Removing snow is, most days, anything but delightful. It’s bad enough to have to contend with clearing highways, byways and city streets, but with the rise of multimodal and non-motorized transportation routes comes another set of challenges for winter maintenance professionals.
As communities have embraced these unique routes as parts of the infrastructure, the search has been on for best practices to keep their surfaces in tiptop shape so the public can enjoy them all yearlong.
These surfaces include parking lots, sidewalks and pedestrian bridges, which are usually part of a community’s overall snow removal program. The type of route that offers the biggest set of challenges is the bike path, which may be a shared lane on a city street or a protected lane that separates cyclists from other forms of traffic.
Pat Kennedy, PE, Department of Public Works, Denver, Colo., said bike lanes are a still-growing facet of urban development and a wonderful addition to the community; however, great care must go into the planning of bike lanes, and they must be considered when it comes to snow removal.
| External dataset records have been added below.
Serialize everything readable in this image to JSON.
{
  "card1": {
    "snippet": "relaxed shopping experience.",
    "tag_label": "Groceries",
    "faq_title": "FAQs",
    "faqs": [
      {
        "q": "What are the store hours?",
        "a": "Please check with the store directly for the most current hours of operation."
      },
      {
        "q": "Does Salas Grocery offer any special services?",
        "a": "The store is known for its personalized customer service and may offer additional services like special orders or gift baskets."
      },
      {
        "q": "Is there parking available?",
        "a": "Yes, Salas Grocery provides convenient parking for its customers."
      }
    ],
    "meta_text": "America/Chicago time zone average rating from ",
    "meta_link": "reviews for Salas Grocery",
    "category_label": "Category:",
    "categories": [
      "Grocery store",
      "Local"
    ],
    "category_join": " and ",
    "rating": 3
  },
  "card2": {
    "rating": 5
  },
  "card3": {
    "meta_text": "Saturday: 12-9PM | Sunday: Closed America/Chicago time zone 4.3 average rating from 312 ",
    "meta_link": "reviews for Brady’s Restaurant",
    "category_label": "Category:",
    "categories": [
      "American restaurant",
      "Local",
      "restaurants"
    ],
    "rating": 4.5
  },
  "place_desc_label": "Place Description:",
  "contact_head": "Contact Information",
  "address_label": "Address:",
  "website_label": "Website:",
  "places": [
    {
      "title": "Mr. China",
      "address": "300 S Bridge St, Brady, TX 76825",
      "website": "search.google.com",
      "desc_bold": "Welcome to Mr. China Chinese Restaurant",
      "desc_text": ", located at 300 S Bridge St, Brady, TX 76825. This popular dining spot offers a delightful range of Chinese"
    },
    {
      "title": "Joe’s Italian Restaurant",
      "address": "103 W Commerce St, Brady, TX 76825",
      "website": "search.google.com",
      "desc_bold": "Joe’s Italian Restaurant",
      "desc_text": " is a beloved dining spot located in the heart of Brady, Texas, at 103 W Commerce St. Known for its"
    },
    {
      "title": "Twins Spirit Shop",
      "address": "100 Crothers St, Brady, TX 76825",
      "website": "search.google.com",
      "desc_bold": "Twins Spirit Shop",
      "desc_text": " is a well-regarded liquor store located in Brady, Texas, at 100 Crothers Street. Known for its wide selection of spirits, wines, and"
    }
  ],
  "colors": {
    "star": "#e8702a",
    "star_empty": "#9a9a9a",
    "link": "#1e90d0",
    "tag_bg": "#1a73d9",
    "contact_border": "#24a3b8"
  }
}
“People want to be able to use bike lanes throughout the year, not just in the summer months. But depending on how they’re configured, communities may have to rethink the way in which they remove snow from them. It could mean buying more specialized equipment or hiring additional personnel, and that can add significant cost to the overall budget,” he said.
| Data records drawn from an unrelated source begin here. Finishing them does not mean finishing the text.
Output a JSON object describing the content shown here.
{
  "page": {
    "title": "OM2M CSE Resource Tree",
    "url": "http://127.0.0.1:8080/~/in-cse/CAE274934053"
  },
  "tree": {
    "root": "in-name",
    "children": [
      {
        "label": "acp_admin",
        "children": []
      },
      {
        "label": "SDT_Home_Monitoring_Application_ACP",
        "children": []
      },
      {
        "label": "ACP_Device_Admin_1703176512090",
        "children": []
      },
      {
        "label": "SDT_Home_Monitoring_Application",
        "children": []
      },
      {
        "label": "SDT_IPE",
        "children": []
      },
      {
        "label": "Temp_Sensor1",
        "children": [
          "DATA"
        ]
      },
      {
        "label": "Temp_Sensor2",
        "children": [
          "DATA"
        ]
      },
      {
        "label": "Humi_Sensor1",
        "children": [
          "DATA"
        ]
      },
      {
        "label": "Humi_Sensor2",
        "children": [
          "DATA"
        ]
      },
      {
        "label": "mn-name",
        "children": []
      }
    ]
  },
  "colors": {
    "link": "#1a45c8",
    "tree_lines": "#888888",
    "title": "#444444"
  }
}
There are two challenges when trying to clear multimodal and non-motorized transportation routes: expectation and level of surface. Both issues are largely dependent on the kind of bike lane a community has and its specific need for keeping these areas safe and passable.
In Denver, the majority of the city’s 80 miles of bike lanes are located on city streets and denoted by a painted line. The lanes are regularly plowed to the curb whenever there is snow accumulation; however, in periods of heavy snowfall when the plows can’t throw all the snow to the curb, bike lanes are usually the first ones to be buried.
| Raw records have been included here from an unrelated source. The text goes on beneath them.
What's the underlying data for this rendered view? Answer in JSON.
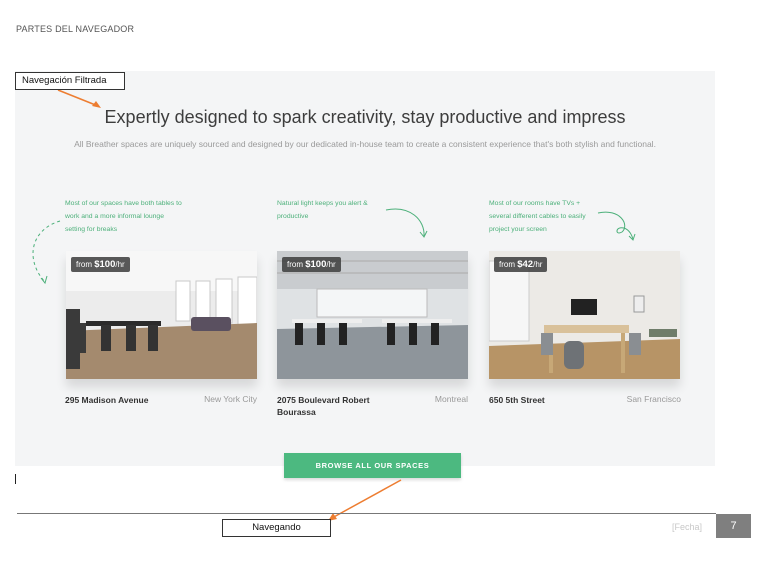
{
  "header": {
    "title": "PARTES DEL NAVEGADOR"
  },
  "hero": {
    "title": "Expertly designed to spark creativity, stay productive and impress",
    "subtitle": "All Breather spaces are uniquely sourced and designed by our dedicated in-house team to create a consistent experience that's both stylish and functional."
  },
  "notes": [
    "Most of our spaces have both tables to work and a more informal lounge setting for breaks",
    "Natural light keeps you alert & productive",
    "Most of our rooms have TVs + several different cables to easily project your screen"
  ],
  "cards": [
    {
      "price_prefix": "from",
      "price": "$100",
      "price_unit": "/hr",
      "address_line1": "295 Madison Avenue",
      "address_line2": "",
      "city": "New York City"
    },
    {
      "price_prefix": "from",
      "price": "$100",
      "price_unit": "/hr",
      "address_line1": "2075 Boulevard Robert",
      "address_line2": "Bourassa",
      "city": "Montreal"
    },
    {
      "price_prefix": "from",
      "price": "$42",
      "price_unit": "/hr",
      "address_line1": "650 5th Street",
      "address_line2": "",
      "city": "San Francisco"
    }
  ],
  "browse_button": {
    "label": "BROWSE ALL OUR SPACES"
  },
  "callouts": {
    "top": "Navegación Filtrada",
    "bottom": "Navegando"
  },
  "footer": {
    "date_placeholder": "[Fecha]",
    "page_number": "7"
  },
  "colors": {
    "accent_green": "#4cb980",
    "arrow_orange": "#ed7d31",
    "panel_bg": "#f4f5f6"
  }
}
There is also an issue with the way in which the street is plowed. When a plow goes down a typical city street, it skims just over the top of the surface, creating a “squeegee effect.” It leaves behind a thin layer of slurry, which is broken down into slush as vehicles drive over it. A car can easily handle an inch of slush; however, a bike cannot. In order to give cyclists the clear pavement they need to be safe, communities have to bring in more specialized equipment or go over the bike lane multiple times. “That can become brutally expensive,” Pat said.
The other alternative is protected bike lanes, which not only give cyclists some separation from other vehicles on the road but also create a dedicated surface that must be cleared correctly for the type of transportation that uses it. According to Michael Kennedy, director of transportation management and repair for the city of Minneapolis’ department of public works, this comes with its own set of concerns for municipal leaders and public works professionals.
“When bike lanes are adjacent to the street, a plow can’t get to them, which means you must get a Bobcat, broom, skid steer or pickup truck to do the job — and that means added costs. Not only that, but you have to have the personnel to clear the lanes as well, which takes a huge economic toll.”
Not only can it take longer for bike lanes to be cleared when there are not enough personnel to do both the streets and the bike path, but the snow from protected bike lanes often has nowhere to go. It can’t go back out onto the street: It sometimes has to be carried to another site, at an additional cost.
“When you have a system of 90 miles of bike lanes, we want to give them the same level of service as we do the roads, which is a 24-hour standard. The difference with bike lanes is the extra removal operation,” Michael said.
Because many cities are still at the beginning stages of being bikefriendly communities, officials are brainstorming to see what works and what doesn’t where multimodal and non-motorized transportation routes are concerned. Both Kennedys have presented their strategies to a number of leaders and are on the look out for the latest in treatments and the most innovative of machines to help get the job done, but they say there’s a long way to go.
“We are still learning, and it’s important for us to reach an agreement on what we can and cannot reasonably do,” Pat said. “We plow those lanes on the arterials and collector streets, but the protected lanes come with added costs. When you have a snow budget of about $6 million, raising it 10 percent for equipment and personnel is not insignificant. There are definitely some conflicts, but we are working on it and sharing what we learn as we go.”
“Our policymakers are strong advocates for the bike lanes, and are starting to look at these seasonal issues in the planning phase of development so that we can create contingencies and give these routes the same level of service that we give the city streets,” Michael added. “Minneapolis was recently voted the best winter biking city in the nation, so we must be doing something right.”